Bootstrap the environment
Dependencies are pinned. Known-good stacks are used. No live debugging.
Launch via NexaCompute
A single command launches the full pipeline.
Observe
Logs and metrics are monitored. No manual intervention.

This flow does not change with scale.

Opinionated by Design

NexaCompute is opinionated because entropy is the real enemy.

Every extra way to launch a job, every implicit convention, every undocumented assumption adds cognitive load.

So the system enforces:

Explicit DAGs
Mandatory manifests
Clear module boundaries
Standardized launch patterns

These choices reduce surface area for mistakes.

Logging and Manifests

Rule: No manifest, no run.

Every run produces:

A run manifest (config, code version, dataset versions)
Structured logs
Artifact references

This enables:

Run reconstruction after crashes
Reliable comparisons
Post-hoc analysis
Auditable decisions

Reproducibility here is practical, not ceremonial.

Hyperparameter Sweeps

Hyperparameters are treated as a search problem, not a hunch.

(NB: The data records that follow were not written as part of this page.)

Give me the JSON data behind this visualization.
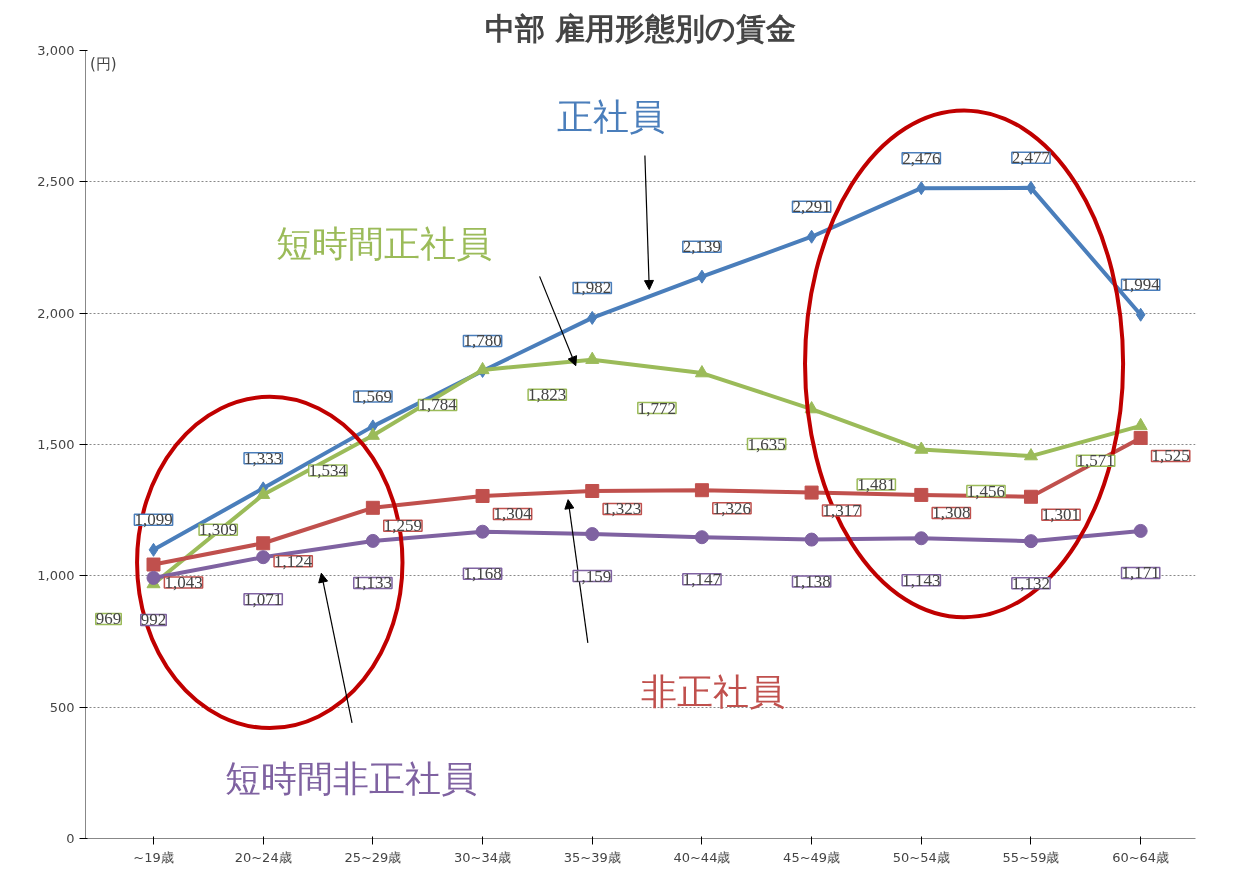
{
  "chart_data": {
    "type": "line",
    "title": "中部 雇用形態別の賃金",
    "ylabel": "(円)",
    "categories": [
      "~19歳",
      "20~24歳",
      "25~29歳",
      "30~34歳",
      "35~39歳",
      "40~44歳",
      "45~49歳",
      "50~54歳",
      "55~59歳",
      "60~64歳"
    ],
    "series": [
      {
        "name": "正社員",
        "color": "#4a7ebb",
        "marker": "diamond",
        "values": [
          1099,
          1333,
          1569,
          1780,
          1982,
          2139,
          2291,
          2476,
          2477,
          1994
        ],
        "value_labels": [
          "1,099",
          "1,333",
          "1,569",
          "1,780",
          "1,982",
          "2,139",
          "2,291",
          "2,476",
          "2,477",
          "1,994"
        ]
      },
      {
        "name": "短時間正社員",
        "color": "#9bbb59",
        "marker": "triangle",
        "values": [
          969,
          1309,
          1534,
          1784,
          1823,
          1772,
          1635,
          1481,
          1456,
          1571
        ],
        "value_labels": [
          "969",
          "1,309",
          "1,534",
          "1,784",
          "1,823",
          "1,772",
          "1,635",
          "1,481",
          "1,456",
          "1,571"
        ]
      },
      {
        "name": "非正社員",
        "color": "#c0504d",
        "marker": "square",
        "values": [
          1043,
          1124,
          1259,
          1304,
          1323,
          1326,
          1317,
          1308,
          1301,
          1525
        ],
        "value_labels": [
          "1,043",
          "1,124",
          "1,259",
          "1,304",
          "1,323",
          "1,326",
          "1,317",
          "1,308",
          "1,301",
          "1,525"
        ]
      },
      {
        "name": "短時間非正社員",
        "color": "#7f62a1",
        "marker": "circle",
        "values": [
          992,
          1071,
          1133,
          1168,
          1159,
          1147,
          1138,
          1143,
          1132,
          1171
        ],
        "value_labels": [
          "992",
          "1,071",
          "1,133",
          "1,168",
          "1,159",
          "1,147",
          "1,138",
          "1,143",
          "1,132",
          "1,171"
        ]
      }
    ],
    "ylim": [
      0,
      3000
    ],
    "yticks": [
      0,
      {
        "value": 500,
        "label": "500"
      },
      {
        "value": 1000,
        "label": "1,000"
      },
      {
        "value": 1500,
        "label": "1,500"
      },
      {
        "value": 2000,
        "label": "2,000"
      },
      {
        "value": 2500,
        "label": "2,500"
      },
      {
        "value": 3000,
        "label": "3,000"
      }
    ],
    "grid": "y",
    "line_style": "solid"
  }
}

Slurm for distributed scheduling
Optuna-style structured sweeps
One manifest per trial

This replaces guessing with evidence and builds real intuition over time.

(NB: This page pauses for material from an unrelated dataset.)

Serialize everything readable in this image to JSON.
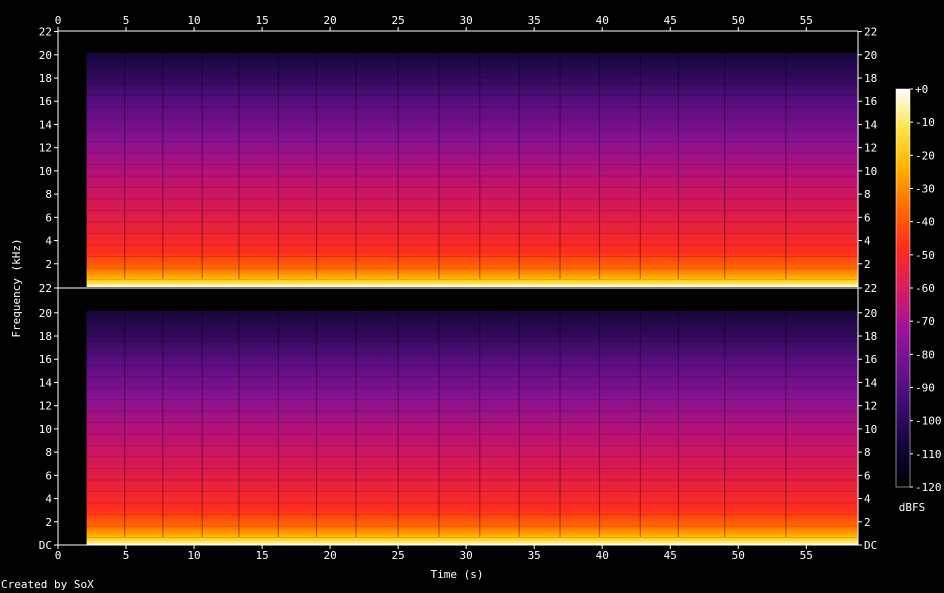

Repository Structure (High-Level)

The monorepo is modular but tightly integrated.

Core Modules

NexaData – data curation, validation, sharding
NexaDistill – synthetic data generation and filtering
NexaTrain – fine-tuning, pre-training, post-training
NexaEval – evaluation as a reproducible pipeline
NexaInference – serving, caching, embeddings, monitoring

Core Infrastructure

Manifests
DAG validation
Storage abstraction
Retry, timeout, and circuit-breaker logic
Policy enforcement

Tooling

CLI utilities
Tests-as-CLI
Documentation and runbooks
Agent-compatible interfaces

Rust, Python, Go: Clear Boundaries

Each language has a role.

Python – orchestration, glue, pipeline logic
Rust – data processing, validation, batching, memory-sensitive paths
Go / UI tooling – operator experience, TUIs, dashboards

Rust is used where determinism, performance, and memory behavior matter.
Python remains the control layer.

Monorepo Tradeoffs

A monorepo works here because:

Development is mostly solo
Dependency management must be centralized
Cross-module reasoning matters
Automation is simpler

In larger organizations, a poly-repo may make sense.
Here, a monorepo reduces friction.

Documentation and Agents

Because everything is explicit—configs, manifests, DAGs—the system is teachable.

This benefits:

Humans onboarding
Automation
Agents

Ambiguous systems don’t scale well. Explicit ones do.

What This Enables

The difficult parts are no longer operational.

The bottlenecks become:

Securing compute
Choosing good problems

That’s the right place for difficulty to live.

Closing Thoughts

NexaCompute isn’t about novelty.
It’s about applying discipline to the unglamorous parts of ML.

When execution becomes mechanical, attention shifts to architecture and decisions.
That’s where ML work becomes sustainable.